Complete guide
Use the calculator above to upload a CSV or Excel file, select a numeric column and get a full Minitab-style analysis: descriptive statistics, an Anderson-Darling normality test, histogram, box plot and Q-Q plot — with specific guidance if your data is non-normal. It is a complete first-pass diagnostic before any deeper Six Sigma analysis.
What it is
What is dataset analysis?
A Dataset Analysis is the structured exploratory phase of any statistical study. It combines descriptive statistics (mean, median, σ, skewness, kurtosis), a formal normality test, and visualisations (histogram, box plot, Q-Q plot) to characterise the data before any modelling, capability calculation or hypothesis test is run.
Calculation logic
How the calculation works
The tool computes the standard descriptive statistics, runs the Anderson-Darling test for normality (more powerful than Shapiro-Wilk for tails), and generates three plots. If the data fails the normality test, it provides specific guidance — try a Box-Cox transformation, switch to non-parametric tests, or use non-normal capability methods.
Common mistakes
Watch-outs before using dataset analysis
- Skipping the diagnostic step and running parametric tests on non-normal data.
- Stripping outliers without first checking they are real values rather than data-entry errors.
- Reporting mean and standard deviation on heavily skewed data — median and IQR are more honest.
- Treating a normality test pass as proof of normality — it just fails to find evidence of non-normality.
- Using normal-based capability indices (Cpk, Ppk) on visibly non-normal data without transformation.
What to do next
Turn the result into action
If the data is normal, proceed with standard capability, hypothesis tests and DOE. If non-normal, transform (Box-Cox or log), switch to non-parametric methods, or use non-normal capability techniques.
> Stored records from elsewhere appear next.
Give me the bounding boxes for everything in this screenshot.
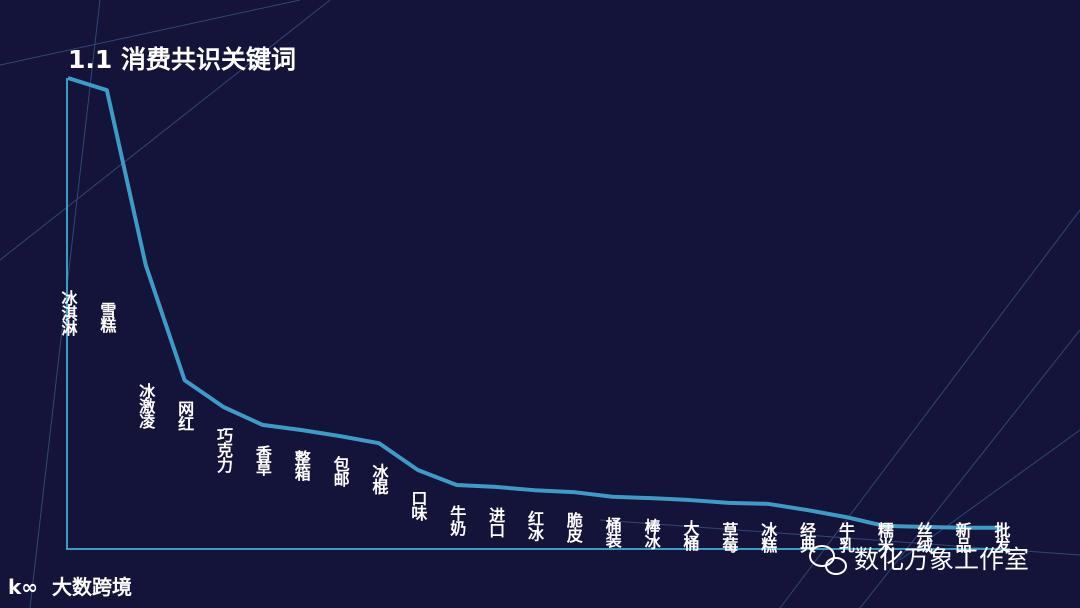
category-label: 网红 [175,400,194,431]
category-label: 整箱 [292,449,312,482]
category-label: 雪糕 [97,302,116,334]
wechat-icon [809,545,835,567]
data-line [67,76,1001,530]
logo-text: 大数跨境 [52,575,132,599]
category-label: 桶装 [603,516,623,549]
category-label: 包邮 [331,455,350,488]
category-label: 批发 [992,521,1012,554]
category-label: 糯米 [875,521,894,554]
category-label: 脆皮 [564,511,584,544]
category-label: 冰糕 [758,521,777,554]
category-label: 香草 [253,445,273,477]
category-label: 冰激凌 [136,382,155,430]
category-label: 冰淇淋 [59,289,78,337]
category-label: 棒冰 [642,517,661,550]
category-label: 牛乳 [836,521,855,554]
category-label: 新品 [953,521,972,554]
category-label: 红冰 [525,509,544,542]
category-label: 丝绒 [914,521,933,554]
logo-icon: k∞ [8,575,38,599]
chart-title: 1.1 消费共识关键词 [68,45,296,74]
category-label: 巧克力 [214,427,233,474]
watermark: 数化万象工作室 [809,545,1029,575]
logo: k∞ 大数跨境 [8,575,132,599]
category-label: 大桶 [681,519,700,552]
watermark-text: 数化万象工作室 [854,545,1029,574]
category-label: 冰棍 [370,462,389,495]
category-label: 草莓 [719,522,738,554]
category-label: 牛奶 [447,504,466,537]
category-label: 经典 [797,521,816,554]
wechat-icon [825,557,847,575]
category-label: 进口 [486,507,505,538]
category-label: 口味 [408,490,427,522]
Either way, document the choice in the project file.
What is descriptive statistics?
A summary of a data set using measures of central tendency (mean, median), spread (σ, IQR, range) and shape (skewness, kurtosis). It is the starting point of any analysis.
What is the Anderson-Darling test?
A formal hypothesis test for normality, more sensitive in the tails than the Shapiro-Wilk test. A small p-value (typically < 0.05) indicates the data is not normally distributed.
What if my data is non-normal?
Three options: (1) transform the data (Box-Cox, log), (2) switch to non-parametric tests (Mann-Whitney, Kruskal-Wallis), or (3) use non-normal capability methods. The tool flags the recommended path.
Why use a Q-Q plot?
A Q-Q plot reveals where data deviates from a reference distribution. A straight line means normal; bends in the tails reveal skew or heavy tails. It is more diagnostic than any single test statistic.
Should I always transform non-normal data?
Not always. If the analysis you plan is robust to non-normality (e.g. ANOVA on large samples), transformation may be unnecessary. The right answer is to match the method to the data, not force the data to fit the method.